3. Koklamak: Ravenhill’in kurduğu dünya ekşi kokmaz. Büyük alışveriş merkezlerinin en cafcaflı/promosyonlu mağazalarından alınmış, reklamlarında en seksi yıldızların kullanıldığı kokular gelir burunlara. O kokuların yapımında hayvanlara eziyet edildiği haberleri çıkacak olursa televizyon haberlerinde, hemen protesto mailleri atacak bir kitle daha pis bir kokuyu kaldıramaz zaten. “Ben” diyen kapitalist bireyi, “öteki”nden hemen ayırır bu kokular. Güzel kokan bir insanın özgürlük ve demokrasi kavramlarının düşünsel temellerinden uzak bireyden ne kadar farklı olduğunu her saniye görürüz televizyonlarda, gazeteler bunu yazar, reklamlar çığlık atar.

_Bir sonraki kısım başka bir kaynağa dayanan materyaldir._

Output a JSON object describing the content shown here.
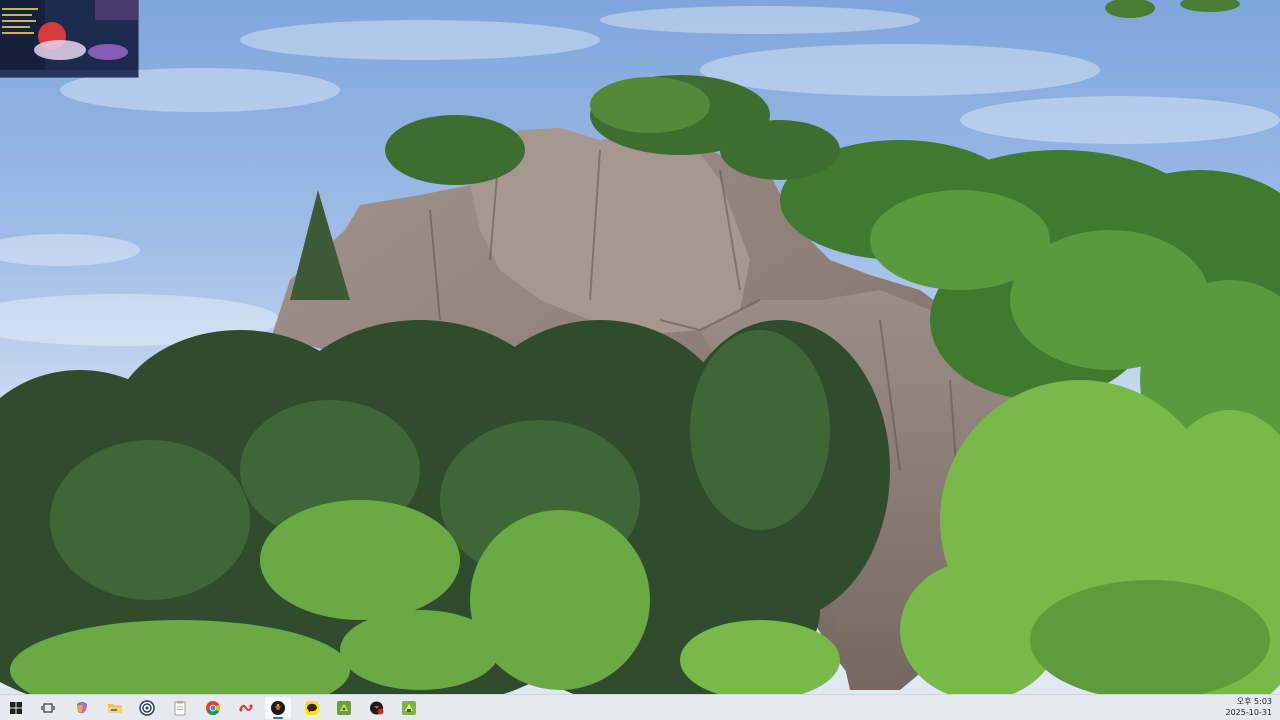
{
  "desktop": {
    "wallpaper": "rock cliff with pine trees under blue sky"
  },
  "taskbar": {
    "apps": [
      {
        "name": "start-icon"
      },
      {
        "name": "task-view-icon"
      },
      {
        "name": "copilot-icon"
      },
      {
        "name": "file-explorer-icon"
      },
      {
        "name": "circular-app-icon"
      },
      {
        "name": "notepad-icon"
      },
      {
        "name": "chrome-icon"
      },
      {
        "name": "red-app-icon"
      },
      {
        "name": "game-app-icon",
        "active": true
      },
      {
        "name": "kakaotalk-icon"
      },
      {
        "name": "launcher-icon-1"
      },
      {
        "name": "game-app-icon-2"
      },
      {
        "name": "launcher-icon-2"
      }
    ],
    "clock": {
      "time": "오후 5:03",
      "date": "2025-10-31"
    }
  },
  "colors": {
    "taskbar_bg": "#e6eaee",
    "accent": "#2a6fd6"
  }
}
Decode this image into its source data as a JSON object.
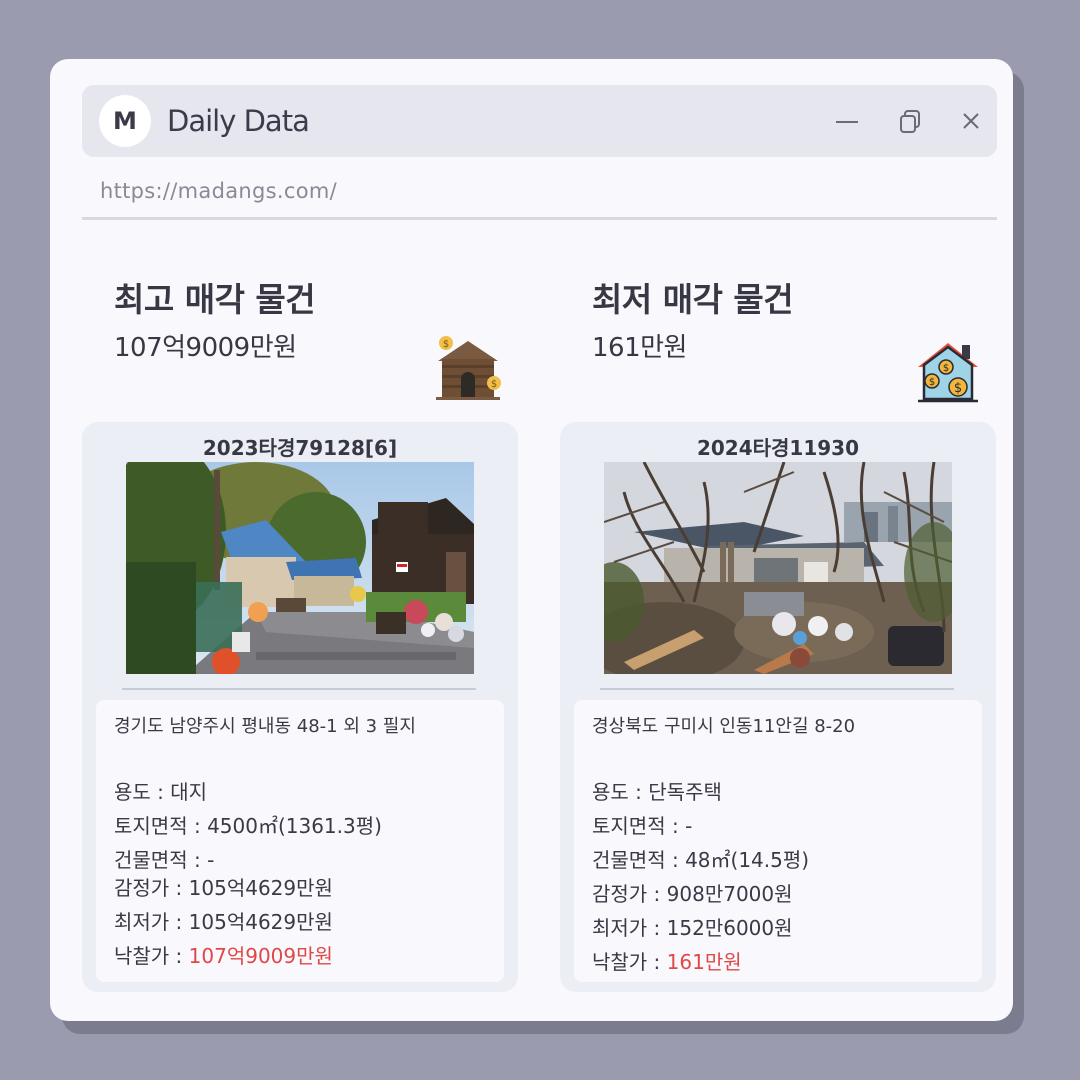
{
  "app": {
    "logo_letter": "M",
    "title": "Daily Data",
    "url": "https://madangs.com/"
  },
  "colors": {
    "accent": "#e04848",
    "background": "#9a9bae",
    "window": "#f8f8fd"
  },
  "highest": {
    "title": "최고 매각 물건",
    "price": "107억9009만원",
    "icon": "house-coin-icon",
    "case_no": "2023타경79128[6]",
    "photo": "village-street-photo",
    "address": "경기도 남양주시 평내동 48-1 외 3 필지",
    "usage_label": "용도 : ",
    "usage_value": "대지",
    "land_label": "토지면적 : ",
    "land_value": "4500㎡(1361.3평)",
    "building_label": "건물면적 : ",
    "building_value": "-",
    "appraisal_label": "감정가 : ",
    "appraisal_value": "105억4629만원",
    "minimum_label": "최저가 : ",
    "minimum_value": "105억4629만원",
    "winning_label": "낙찰가 : ",
    "winning_value": "107억9009만원"
  },
  "lowest": {
    "title": "최저 매각 물건",
    "price": "161만원",
    "icon": "house-money-icon",
    "case_no": "2024타경11930",
    "photo": "ruined-house-photo",
    "address": "경상북도 구미시 인동11안길 8-20",
    "usage_label": "용도 : ",
    "usage_value": "단독주택",
    "land_label": "토지면적 : ",
    "land_value": "-",
    "building_label": "건물면적 : ",
    "building_value": "48㎡(14.5평)",
    "appraisal_label": "감정가 : ",
    "appraisal_value": "908만7000원",
    "minimum_label": "최저가 : ",
    "minimum_value": "152만6000원",
    "winning_label": "낙찰가 : ",
    "winning_value": "161만원"
  }
}
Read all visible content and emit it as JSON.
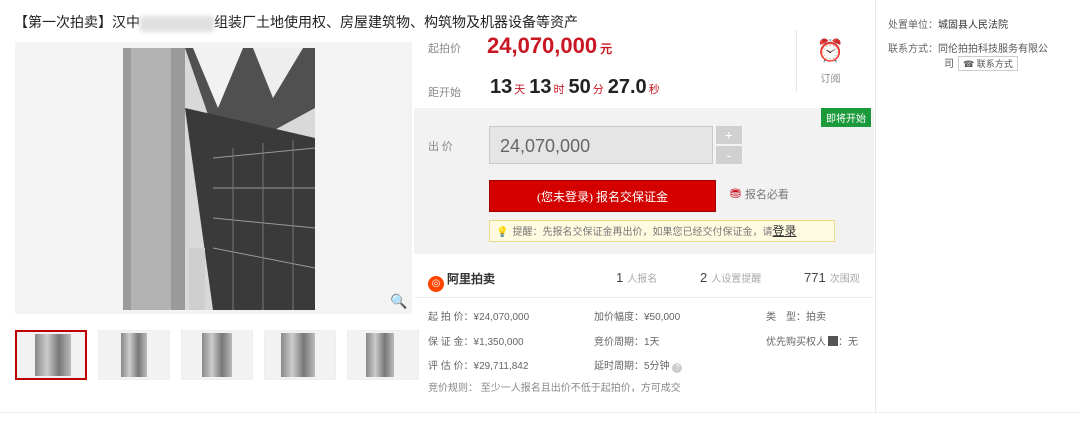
{
  "title": {
    "prefix": "【第一次拍卖】汉中",
    "suffix": "组装厂土地使用权、房屋建筑物、构筑物及机器设备等资产"
  },
  "price": {
    "start_label": "起拍价",
    "start_value": "24,070,000",
    "start_unit": "元",
    "countdown_label": "距开始",
    "days": "13",
    "days_unit": "天",
    "hours": "13",
    "hours_unit": "时",
    "minutes": "50",
    "minutes_unit": "分",
    "seconds": "27.0",
    "seconds_unit": "秒",
    "remind_label": "订阅"
  },
  "bid": {
    "badge": "即将开始",
    "label": "出 价",
    "input_value": "24,070,000",
    "plus": "+",
    "minus": "-",
    "signup_button": "(您未登录) 报名交保证金",
    "must_read": "报名必看",
    "tip_text": "提醒：先报名交保证金再出价，如果您已经交付保证金，请",
    "tip_login": "登录"
  },
  "stats": {
    "brand": "阿里拍卖",
    "applicants_num": "1",
    "applicants_label": "人报名",
    "reminders_num": "2",
    "reminders_label": "人设置提醒",
    "views_num": "771",
    "views_label": "次围观"
  },
  "details": {
    "start_price": "起 拍 价：¥24,070,000",
    "increment": "加价幅度：¥50,000",
    "type_label": "类　型：",
    "type_value": "拍卖",
    "deposit": "保 证 金：¥1,350,000",
    "period": "竞价周期：1天",
    "priority": "优先购买权人",
    "priority_value": "：无",
    "appraisal": "评 估 价：¥29,711,842",
    "delay": "延时周期：5分钟",
    "rules": "竞价规则：   至少一人报名且出价不低于起拍价，方可成交"
  },
  "sidebar": {
    "unit_label": "处置单位：",
    "unit_value": "城固县人民法院",
    "contact_label": "联系方式：",
    "contact_value_1": "同伦拍拍科技服务有限公",
    "contact_value_2": "司",
    "contact_button": "联系方式"
  },
  "colors": {
    "accent_red": "#c81623",
    "badge_green": "#1a9a3b",
    "tip_bg": "#fffbe0"
  }
}
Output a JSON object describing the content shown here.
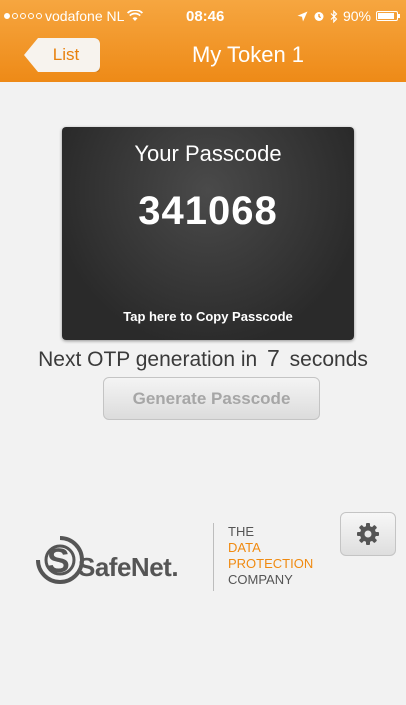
{
  "status_bar": {
    "carrier": "vodafone NL",
    "signal_bars_filled": 1,
    "signal_bars_total": 5,
    "time": "08:46",
    "battery_percent": "90%",
    "battery_level": 0.9
  },
  "nav": {
    "back_label": "List",
    "title": "My Token 1"
  },
  "passcode_card": {
    "heading": "Your Passcode",
    "passcode": "341068",
    "copy_hint": "Tap here to Copy Passcode"
  },
  "countdown": {
    "prefix": "Next OTP generation in",
    "seconds_value": "7",
    "suffix": "seconds"
  },
  "generate_button": {
    "label": "Generate Passcode"
  },
  "branding": {
    "logo_text": "SafeNet.",
    "tagline": [
      "THE",
      "DATA",
      "PROTECTION",
      "COMPANY"
    ]
  },
  "icons": {
    "settings": "gear-icon",
    "back": "chevron-left"
  },
  "colors": {
    "header": "#f19520",
    "accent": "#f08a10",
    "card": "#333333"
  }
}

4. Tatmak: Sabahları portakal suyu ve mısır gevreği, öğlen güvenlikli plazada iş arkadaşlarıyla fast-food, akşamları kent rehberinin ya da gazetelerin pazar eklerinin önerdiği gözde mekanda, gözde müzikler ve sana benzeyen figürler arasında bir yemek. Sabah karınla/kocanla, öğlen iş arkadaşlarınla, akşam en sevdiğiniz aile dostlarınızla sohbetler: “Biz” olmanın güzelliği ve “öteki”lerin bu güzelliğe, bu dünyaya verdiği zarar. Gerçekliğin yeniden üretildiğini/kurgulandığını bildiğin halde üretenlerden biri olmanın, sahtelikler üreten sistemin bir parçası olmanın özgüveni. Sorgular gibi yapmak ama sınır noktasında kaçmayı başarmak. Sorgulamamak. Düşüncelerine engel olamadığın anda yanında olan ilaçlar. Kredi borcu da olsa evim, başarılı karım/başarılı kocam, en iyi okullara giden/gönderdiğim çocuklarım, limiti sürekli yükseltilen kredi kartlarım, reklamlarında özgürlük ve güven vurgusu yapılan cipim, aralarında kendimi “iyi” hissettiğim sosyal çevrem… Peki ben neden mutsuzum? Murat Daltaban’ın rejisi, izleyenleri bu soruya sürekli ortak eder. Mekan-ışık-ses kullanımı izleyene bu sorunun cevabını arama zamanı bırakır. Oyuncular, hem rejinin yapısı hem de içlerinden gelen sarsıcı enerjiyle sert toplar atmaktadır izleyene. Ayna çatlamadan yansıtır; peki ben niye mutsuzum?

5. Dokunmak: Vur/Yağmala/Yeniden oyunları izleyenle/izlenen arasındaki mesafeyi kısaltır, giderek yok sayar. Belli bir noktada yer değiştirmeye izin verir. Doğru bildiklerimiz ve önyargılarımız olay örgüsü ve diyaloglar arasından gülümser bize. Sahnedeki olağanüstü oyuncuların “gerçekliği” kimi zaman gülümsememize, kahkaha atmamıza neden olur. Rejinin bir başarısı da kahkaha alanından sonra “ben şimdi neye güldüm yahu” alanına yer açmasındadır. Oyuncular bu ikinci alanda çoktan yeni bir saldırıya başlamışlardır bile. Saldırı kelimesinin seçimi tümüyle Ravenhill’in kurduğu dünyanın bir sonucudur. “Ben seni anlamaya çalışıyorum, ben seni bu dünyanın bir parçası yapmaya çalışıyorum, bak bunun için yaşananları nasıl da farklı yönleriyle düşünüyor/sorguluyorum ama sen böyle olmaya devam edersen bana saldırgan olmaktan/yıkmaktan başka seçenek bırakmazsın.” Dürüst ve iyi bireyler pek de örtük olmayan bir disiplin anlayışının sözcüsü oluverirler bir anda. O disiplin artık izleyene dokunan, onu sarsmaktan hatta itip-kakmaktan çekinmeyen bir disiplindir. İyi birey olmanın bir koşulu da bu disiplini içselleştirmekten geçer ne de olsa.